Sgombriamo subito il campo da possibili fraintendimenti:  non siamo contrari a priori all’itticoltura che al contrario riteniamo rappresenti il futuro della pesca per il progressivo esaurirsi della fauna marina causato da uno sfruttamento eccessivo, né siamo tra coloro che sostengono la necessità di realizzare pure un qualcosa ma  non nel mio cortile.  Un tale modo di pensare non ci appartiene.

Ma oggettivamente, posizionare a mare sottocosta, nella zona a nord di Civitavecchia, delle grosse gabbie galleggianti per praticarvi l’itticoltura ci sembra davvero un’idea sconsiderata  stante l’esiguità della linea costiera del nostro comune peraltro già gravata da una serie di servitù che la riducono sensibilmente. Infatti, a ridosso de La Frasca, peraltro di recente elevata al rango di monumento naturale, una superficie di mare enorme, di ben 150 ettari, sarebbe così impegnata dalla acquacoltura.

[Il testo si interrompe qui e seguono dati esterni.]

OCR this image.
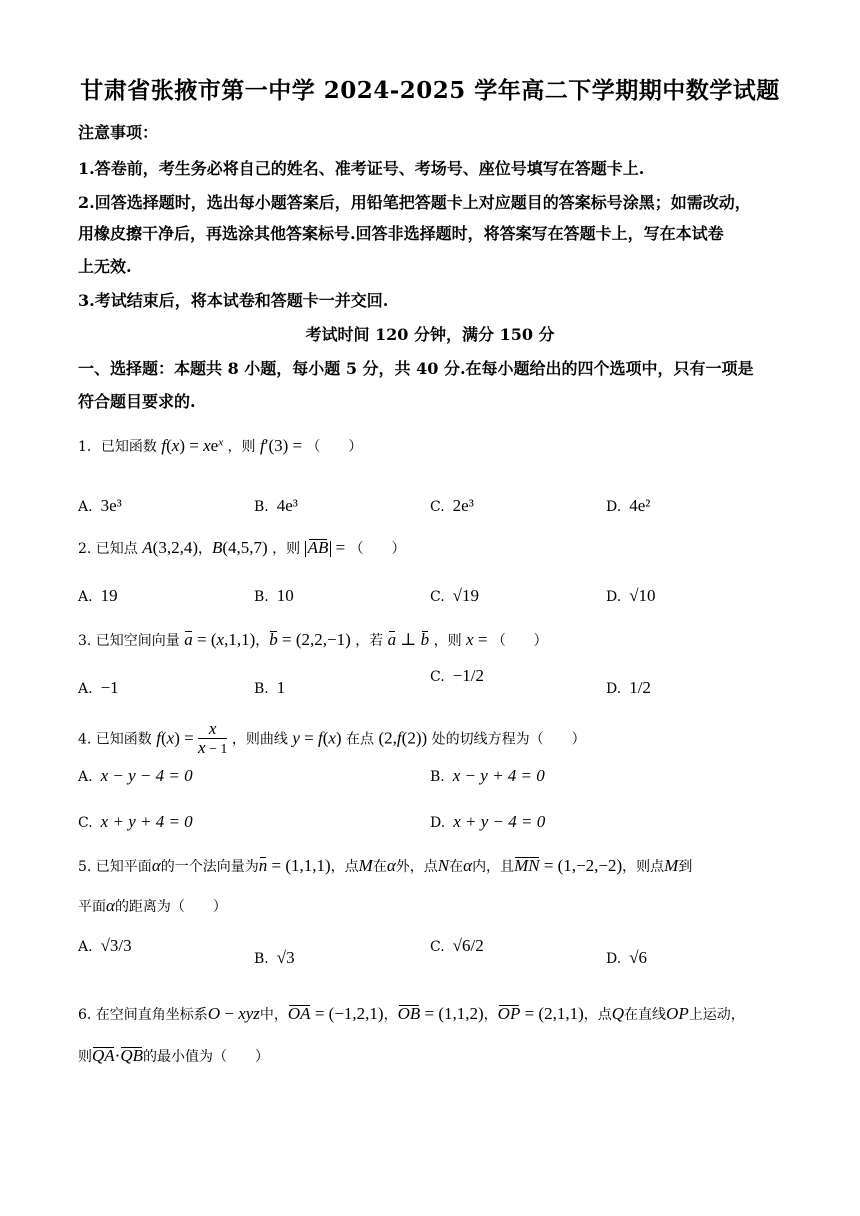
甘肃省张掖市第一中学 2024-2025 学年高二下学期期中数学试题
注意事项：
1.答卷前，考生务必将自己的姓名、准考证号、考场号、座位号填写在答题卡上.
2.回答选择题时，选出每小题答案后，用铅笔把答题卡上对应题目的答案标号涂黑；如需改动，
用橡皮擦干净后，再选涂其他答案标号.回答非选择题时，将答案写在答题卡上，写在本试卷
上无效.
3.考试结束后，将本试卷和答题卡一并交回.
考试时间 120 分钟，满分 150 分
一、选择题：本题共 8 小题，每小题 5 分，共 40 分.在每小题给出的四个选项中，只有一项是
符合题目要求的.
1．已知函数 $f(x) = xe^x$ ，则 f′(3) = （　　）
A. 3e³	B. 4e³	C. 2e³	D. 4e²
2. 已知点 A(3,2,4)，B(4,5,7) ，则 AB = （　　）
A. 19	B. 10	C. √19	D. √10
3. 已知空间向量 a = (x,1,1)，b = (2,2,−1) ，若 a ⊥ b ，则 x = （　　）
A. −1	B. 1
C. −1/2
D. 1/2
4. 已知函数 $f(x) = \frac{x}{x - 1}$ ，则曲线 y = f(x) 在点 (2,f(2)) 处的切线方程为（　　）
A. x − y − 4 = 0	B. x − y + 4 = 0
C. x + y + 4 = 0	D. x + y − 4 = 0
5. 已知平面α的一个法向量为n = (1,1,1)，点M在α外，点N在α内，且MN = (1,−2,−2)，则点M到
平面α的距离为（　　）
A. √3/3
B. √3
C. √6/2
D. √6
6. 在空间直角坐标系O − xyz中，OA = (−1,2,1)，OB = (1,1,2)，OP = (2,1,1)，点Q在直线OP上运动，
则QA·QB的最小值为（　　）
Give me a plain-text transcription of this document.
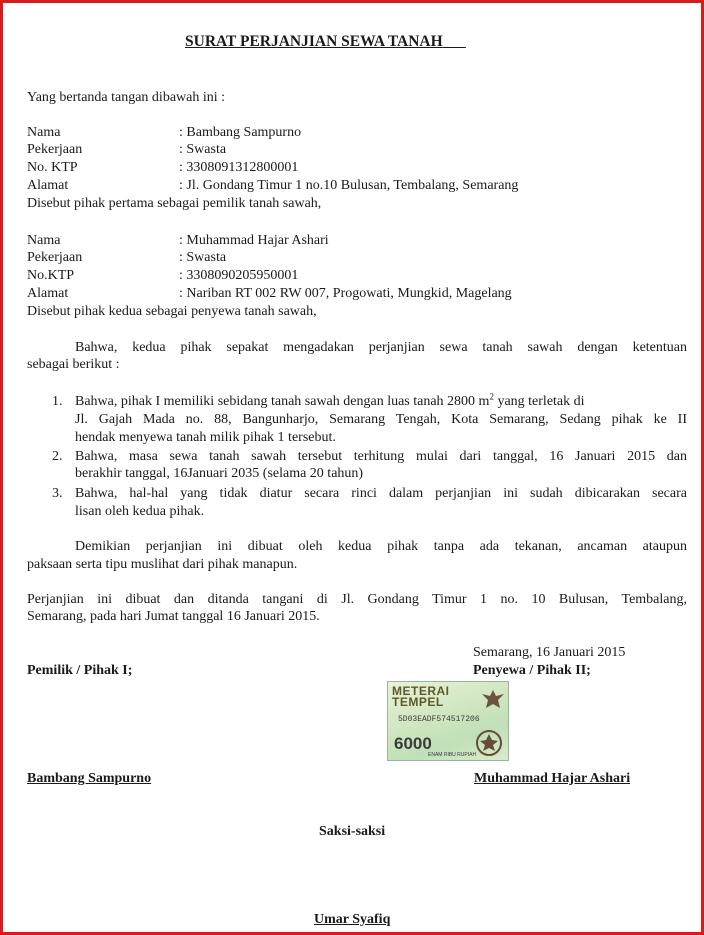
SURAT PERJANJIAN SEWA TANAH
Yang bertanda tangan dibawah ini :
Nama	: Bambang Sampurno
Pekerjaan	: Swasta
No. KTP	: 3308091312800001
Alamat	: Jl. Gondang Timur 1 no.10 Bulusan, Tembalang, Semarang
Disebut pihak pertama sebagai pemilik tanah sawah,
Nama	: Muhammad Hajar Ashari
Pekerjaan	: Swasta
No.KTP	: 3308090205950001
Alamat	: Nariban RT 002 RW 007, Progowati, Mungkid, Magelang
Disebut pihak kedua sebagai penyewa tanah sawah,
Bahwa, kedua pihak sepakat mengadakan perjanjian sewa tanah sawah dengan ketentuan
sebagai berikut :
1. Bahwa, pihak I memiliki sebidang tanah sawah dengan luas tanah 2800 $m^2$ yang terletak di
Jl. Gajah Mada no. 88, Bangunharjo, Semarang Tengah, Kota Semarang, Sedang pihak ke II
hendak menyewa tanah milik pihak 1 tersebut.
2. Bahwa, masa sewa tanah sawah tersebut terhitung mulai dari tanggal, 16 Januari 2015 dan
berakhir tanggal, 16Januari 2035 (selama 20 tahun)
3. Bahwa, hal-hal yang tidak diatur secara rinci dalam perjanjian ini sudah dibicarakan secara
lisan oleh kedua pihak.
Demikian perjanjian ini dibuat oleh kedua pihak tanpa ada tekanan, ancaman ataupun
paksaan serta tipu muslihat dari pihak manapun.
Perjanjian ini dibuat dan ditanda tangani di Jl. Gondang Timur 1 no. 10 Bulusan, Tembalang,
Semarang, pada hari Jumat tanggal 16 Januari 2015.
Semarang, 16 Januari 2015
Pemilik / Pihak I;	Penyewa / Pihak II;
METERAI
TEMPEL
5D03EADF574517206
6000
ENAM RIBU RUPIAH
Bambang Sampurno	Muhammad Hajar Ashari
Saksi-saksi
Umar Syafiq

A questo punto, conseguono due ordini di problemi. Uno generato dalla diluizione dei nutrienti e delle feci prodotti dall’impianto, che andrebbe ad aggiungersi allo sversamento a mare dell’attuale impianto a terra, problema quest’ultimo ancora in fase di risoluzione. L’altro rappresentato dall’impedimento alla pesca e alla navigazione che ne verrebbe ai piccoli diportisti, per lo più abilitati a muovere entro le tre miglia, giacché la presenza della detta struttura li costringerebbe ad operare ad ogni uscita un lungo tragitto di aggiramento.

Qualora, insomma, il progetto andasse in porto, si arriverebbe all’assurdo che la  popolazione di una località marina verrebbe ancor più pesantemente estromessa dalla fruizione del proprio mare, asservita di fatto al funzionamento di strutture che teoricamente dovrebbero essere al servizio della comunità stessa.

In definitiva, si operi un cambiamento importante del modello di produzione,  praticando l’itticoltura  in gabbie galleggianti ma collocate in alto mare, e funzionanti con modalità compatibili con la tutela del territorio. Perché conseguire il profitto a discapito del consenso non produce vantaggi durevoli.